Prefacio

 
Por más de doce años he estado considerando lo aconsejable que sería escribir el contenido de las páginas que siguen. Me pareció antes que existían buenas razones por las cuales no sería sabio hacerlo, pero ahora me parece haber muchas más para acometer la empresa.
Las dos razones principales que hasta aquí me habían impedido escribirlas son estas:
(a) Por envolver estas páginas necesariamente un caudal de experiencia personal. Esto desagrada a muchos, y a ninguno más que a mí mismo. Pero recientemente he sido impresionado por las muchas ocasiones en que el Apóstol Pablo usa su propia experiencia personal como una advertencia y una lección para aquellos que pudieran estar confiando en la carne. Sólo por esto he sido finalmente persuadido a narrar mis propios esfuerzos para alcanzar la perfección, siguiendo la llamada “enseñanza de la santidad”. Seguramente que no puede existir contra mí acusación de gloriarme en mí mismo al así hacerlo.
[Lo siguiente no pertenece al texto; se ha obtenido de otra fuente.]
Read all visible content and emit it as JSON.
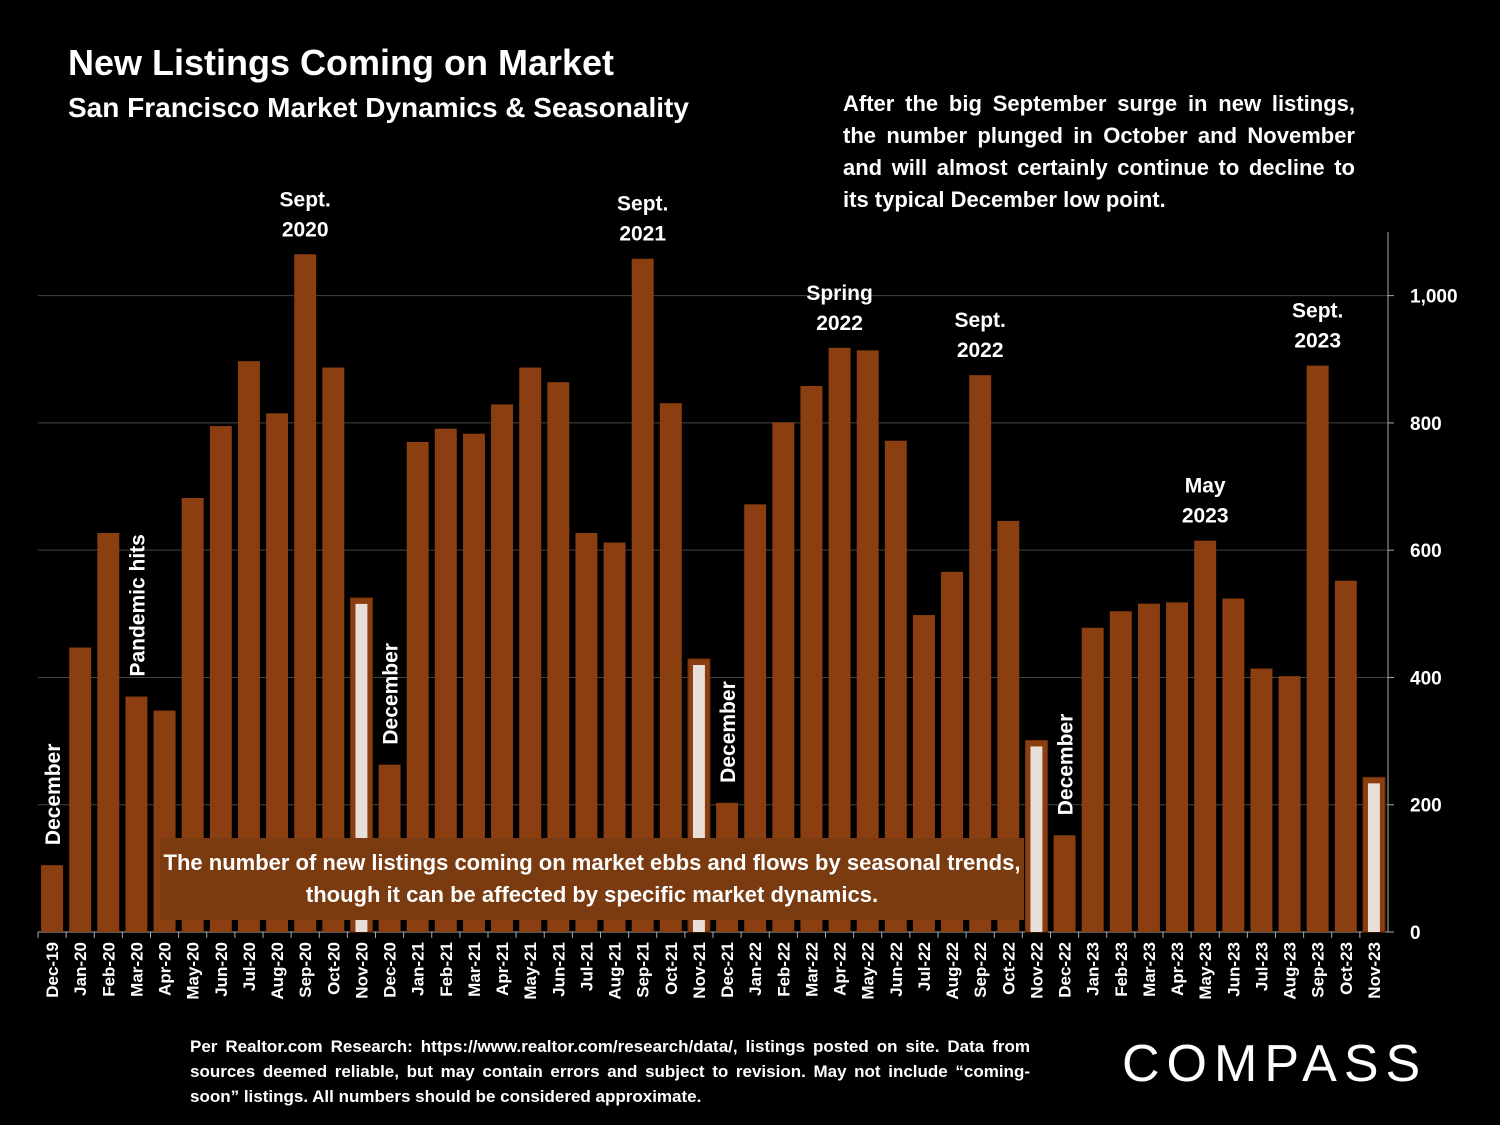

Es muy humillante mi experiencia a este respecto para incurrir en tal falta. Tampoco procuro la satisfacción mórbida de contar en detalles mis fracasos. Mas para este recuento de mis pasados errores y de mi bienaventuranza del presente, no cuento solamente con el ejemplo apostólico, sino también con el libro de Eclesiastés, el cual es un relato que persigue el mismo fin, escrito para que otros puedan escapar de la angustia y desengaño que conlleva recorrer el mismo desalentador camino.
(b) Porque es difícil escribir un relato como este sin que tenga la implicación de una crítica a la organización a que pertenecí una vez, tanto en cuanto a sus métodos como en lo que se refiere a sus doctrinas. Me resisto a creer que sea ese el fin perseguido. Siento la mayor simpatía por la gran obra que se está efectuando entre el hampa de las grandes ciudades del mundo por estos abnegados obreros, y no escribiría una sola palabra que pudiera servir de obstáculo a quien procurara la salvación de esos desechos humanos que se hallan extraviados del camino de una buena conducta social. Sólo lamento que a los convertidos no se les ofrezca un evangelio más claro primero y más instrucción escritural más tarde. Muchos de mis antiguos “camaradas” se hallan aún esforzándose, al igual que lo hice yo una vez, en el que ellos creen ser un “Ejército” establecido y dirigido por Dios, cuya enseñanza ellos estiman estar enteramente de conformidad con las Escrituras, y yo bien sé que el presente relato ha de causar pena a algunos de ellos. Con mucho gusto les ahorraría esa pena, si pudiera hacerlo. Pero cuando pienso en las miles de personas que anualmente son descorazonadas y desalentadas por medio de su enseñanza; cuando pienso que cientos de personas son anualmente arrastradas hacia las garras de la infelicidad por medio del derrumbamiento de su vano esfuerzo por alcanzar lo inalcanzable; que veintenas de personas han perdido la razón, siendo en la actualidad internados en asilos para dementes, debido a la tortura y angustia mentales resultantes de su amarga decepción sufrida en la búsqueda de santidad, no creo que razones de orden sentimental me deban privar de exponer la verdad escueta, en la esperanza de que bajo la bendición de Dios ella pueda conducir a muchos a encontrar en Cristo mismo aquella santificación que no pueden hallar jamás en otra parte, y en Su cruz aquella manifestación de amor perfecto, la cual buscarán en vano en sus propias vidas y en sus corazones.
Por tanto lanzo a la publicidad estas páginas con la oración de que tanto sus partes experimentales como las doctrinales sirvan de ayuda a muchos y no sean obstáculo para ninguno; y al encomendarlas a la inteligencia espiritual del lector deseo pedirle con todo fervor que “lo escudriñe todo y retenga lo bueno”.